Aside from the practice, I noticed a brief look of reluctance in my daughter’s face as she let her hard earned cash leave her hand. Spending money is just as good of a way to learn about money as earning it. Managing, spending, counting out payment, and calculating change are all great activities for learning the basics of cash flow in a tangible way.
5. Physically pay your child.
One mistake we made early in the process was not physically handing cash to our daughter after she earned it. We fell into a pattern that started with my daughter earning money, then asking for the money at a store, then one of us parents paying via debit card and subtracting from her running total. The result was, at times, three different ideas on what the actual amount owed was.
Tangible money sitting in a Hello Kitty purse will go a long way for a child to learn how finite money really is. Kids who hold money are bound to play with it. They look at it, count it, organize it, spend it in their heads, lose it, or even save a bit of it. Play is a thoroughly vetted method of learning in children. Almost any object put into the hands of a child becomes a toy that can be used to learn, even money.

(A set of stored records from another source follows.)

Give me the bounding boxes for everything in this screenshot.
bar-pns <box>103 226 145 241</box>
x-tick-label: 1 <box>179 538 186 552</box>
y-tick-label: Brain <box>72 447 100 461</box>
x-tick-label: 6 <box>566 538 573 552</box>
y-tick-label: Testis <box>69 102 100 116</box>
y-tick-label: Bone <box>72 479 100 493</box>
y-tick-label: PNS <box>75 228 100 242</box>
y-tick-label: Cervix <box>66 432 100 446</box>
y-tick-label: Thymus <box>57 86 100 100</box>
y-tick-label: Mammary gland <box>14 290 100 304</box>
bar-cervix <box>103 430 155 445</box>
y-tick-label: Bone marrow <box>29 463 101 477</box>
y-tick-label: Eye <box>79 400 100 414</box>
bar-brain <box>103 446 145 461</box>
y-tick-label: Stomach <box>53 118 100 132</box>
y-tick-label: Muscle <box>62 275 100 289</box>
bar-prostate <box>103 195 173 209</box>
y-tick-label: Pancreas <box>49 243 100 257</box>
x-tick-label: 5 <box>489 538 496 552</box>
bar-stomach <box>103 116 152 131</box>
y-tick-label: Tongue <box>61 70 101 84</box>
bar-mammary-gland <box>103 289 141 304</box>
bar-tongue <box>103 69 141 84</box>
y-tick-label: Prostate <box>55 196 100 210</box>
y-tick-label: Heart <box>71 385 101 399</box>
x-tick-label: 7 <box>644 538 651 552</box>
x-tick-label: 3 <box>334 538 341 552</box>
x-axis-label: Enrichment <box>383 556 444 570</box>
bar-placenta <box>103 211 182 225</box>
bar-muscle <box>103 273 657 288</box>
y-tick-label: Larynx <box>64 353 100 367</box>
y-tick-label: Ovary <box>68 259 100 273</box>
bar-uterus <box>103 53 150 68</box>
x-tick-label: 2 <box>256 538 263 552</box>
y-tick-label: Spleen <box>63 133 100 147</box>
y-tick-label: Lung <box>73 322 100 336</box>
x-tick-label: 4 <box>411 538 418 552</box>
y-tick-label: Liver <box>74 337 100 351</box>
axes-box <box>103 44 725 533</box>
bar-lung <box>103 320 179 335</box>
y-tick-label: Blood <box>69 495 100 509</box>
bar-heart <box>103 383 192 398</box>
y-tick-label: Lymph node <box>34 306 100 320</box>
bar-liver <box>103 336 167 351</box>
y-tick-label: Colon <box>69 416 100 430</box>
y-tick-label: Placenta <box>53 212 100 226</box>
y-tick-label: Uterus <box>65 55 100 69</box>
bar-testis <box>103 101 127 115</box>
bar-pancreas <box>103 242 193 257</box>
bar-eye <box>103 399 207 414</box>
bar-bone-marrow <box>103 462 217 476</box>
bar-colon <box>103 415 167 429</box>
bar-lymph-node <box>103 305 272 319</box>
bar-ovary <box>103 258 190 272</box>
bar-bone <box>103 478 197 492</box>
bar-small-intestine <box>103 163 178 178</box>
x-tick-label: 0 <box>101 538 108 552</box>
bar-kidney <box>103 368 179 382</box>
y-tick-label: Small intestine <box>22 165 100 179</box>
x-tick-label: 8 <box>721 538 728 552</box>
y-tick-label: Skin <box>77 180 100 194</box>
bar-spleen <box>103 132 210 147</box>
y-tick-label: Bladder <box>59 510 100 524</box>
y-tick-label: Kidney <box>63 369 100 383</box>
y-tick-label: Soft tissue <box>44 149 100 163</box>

The biggest take away through these past few years is that learning about money is a long process for anyone, much less a 7-year-old. We can’t expect too much from kids when it comes to money but we should set some goals early on in order to build basic concepts of money. Patience, like most things with children, is a key component when teaching them about money. Just because you save money doesn’t mean they will pick up on that quality as well. Both kids and parents learn by making mistakes, money is no different. Why not start the learning process when those mistakes are so much less consequential?